Délimitation des régions (Deuxième lecture - Suite)
Mme la présidente. - L'ordre du jour appelle l'examen, en deuxième lecture, du projet de loi, modifié par l'Assemblée nationale, relatif à la délimitation des régions, aux élections régionales et départementales et modifiant le calendrier électoral.

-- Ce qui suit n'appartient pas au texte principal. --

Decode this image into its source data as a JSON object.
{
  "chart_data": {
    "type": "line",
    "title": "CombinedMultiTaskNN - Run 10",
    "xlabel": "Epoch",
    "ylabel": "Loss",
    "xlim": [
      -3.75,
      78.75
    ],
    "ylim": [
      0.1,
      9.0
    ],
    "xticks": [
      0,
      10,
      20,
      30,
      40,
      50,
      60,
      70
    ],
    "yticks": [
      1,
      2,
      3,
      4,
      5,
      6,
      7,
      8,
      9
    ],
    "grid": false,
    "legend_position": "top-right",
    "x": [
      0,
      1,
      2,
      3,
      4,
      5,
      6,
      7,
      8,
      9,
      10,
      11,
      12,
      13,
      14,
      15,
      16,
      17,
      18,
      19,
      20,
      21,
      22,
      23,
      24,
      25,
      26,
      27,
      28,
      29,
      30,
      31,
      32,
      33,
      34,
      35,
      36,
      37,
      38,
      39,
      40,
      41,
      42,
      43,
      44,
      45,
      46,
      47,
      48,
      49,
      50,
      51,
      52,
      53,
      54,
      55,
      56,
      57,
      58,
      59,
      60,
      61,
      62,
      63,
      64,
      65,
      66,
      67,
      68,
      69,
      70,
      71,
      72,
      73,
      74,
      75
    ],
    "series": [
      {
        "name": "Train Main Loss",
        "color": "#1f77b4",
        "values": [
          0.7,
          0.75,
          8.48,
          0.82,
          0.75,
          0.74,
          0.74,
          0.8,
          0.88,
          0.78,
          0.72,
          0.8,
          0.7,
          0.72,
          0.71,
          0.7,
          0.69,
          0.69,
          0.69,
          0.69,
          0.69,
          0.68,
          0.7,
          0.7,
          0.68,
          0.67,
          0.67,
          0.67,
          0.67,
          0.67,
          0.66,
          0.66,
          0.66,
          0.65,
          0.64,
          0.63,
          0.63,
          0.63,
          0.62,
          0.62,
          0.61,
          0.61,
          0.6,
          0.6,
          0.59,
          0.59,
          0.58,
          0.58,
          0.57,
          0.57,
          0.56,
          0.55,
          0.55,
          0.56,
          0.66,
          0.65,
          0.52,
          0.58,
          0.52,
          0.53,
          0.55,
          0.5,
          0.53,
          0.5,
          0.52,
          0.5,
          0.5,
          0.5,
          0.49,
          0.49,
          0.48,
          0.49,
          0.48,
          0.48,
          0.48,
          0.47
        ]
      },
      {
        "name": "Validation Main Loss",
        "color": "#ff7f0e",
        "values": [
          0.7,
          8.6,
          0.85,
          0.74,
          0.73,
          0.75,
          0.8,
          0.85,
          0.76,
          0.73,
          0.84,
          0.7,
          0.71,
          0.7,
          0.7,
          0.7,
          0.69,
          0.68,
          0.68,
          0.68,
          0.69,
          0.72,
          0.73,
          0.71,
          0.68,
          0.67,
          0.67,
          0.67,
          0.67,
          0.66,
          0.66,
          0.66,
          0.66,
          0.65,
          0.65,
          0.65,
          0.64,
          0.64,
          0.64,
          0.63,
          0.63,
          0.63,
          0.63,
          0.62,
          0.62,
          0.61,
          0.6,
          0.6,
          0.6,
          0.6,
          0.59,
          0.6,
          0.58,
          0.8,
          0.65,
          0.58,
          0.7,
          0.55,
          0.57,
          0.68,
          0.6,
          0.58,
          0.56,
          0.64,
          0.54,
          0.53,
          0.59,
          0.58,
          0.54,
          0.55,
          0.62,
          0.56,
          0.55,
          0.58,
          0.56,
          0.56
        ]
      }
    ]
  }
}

Discussion générale (Suite)
M. Jean-Jacques Hyest, président de la commission spéciale chargée d'examiner le projet de loi relatif à la délimitation des régions, aux élections régionales et départementales et modifiant le calendrier électoral . - Pour la clarté de nos débats, la commission spéciale demande une disjonction de l'amendement n°98 de M. Dantec des vingt-neuf amendements en discussion commune sur la carte régionale.
Il en est ainsi décidé.
M. Jean-Pierre Masseret . - Ce débat est politique, non pas technique. Il porte sur le redressement de la France, à la suite des difficultés que nous avons éprouvées à considérer le réel. Je pourrais évoquer la période 2002-2012...
M. Alain Néri. - Par exemple !
M. Jean-Pierre Masseret. - ....marquée par la désindustrialisation, l'envolée des déficits...
M. Jean-Jacques Hyest, président. - Elles ont commencé dans les années soixante-dix.
M. Jean-Pierre Masseret. - Il s'agit de faire comprendre la réforme, de faire accepter des changements, pour faire bouger les lignes. Trois défis doivent être relevés : redressement productif, mise à jour de notre champ social en respectant l'humain, réforme territoriale pour refonder la République sur les territoires, et promouvoir la croissance et l'emploi.
M. Alain Néri. - Voilà !
M. Jean-Pierre Masseret. - C'est pourquoi le Gouvernement a proposé la régionalisation, la métropolisation, l'intercommunalisation et le maintien des communes. Il fallait fractionner les projets de loi sinon les débats auraient duré des mois. C'est un prétexte à des critiques politiciennes.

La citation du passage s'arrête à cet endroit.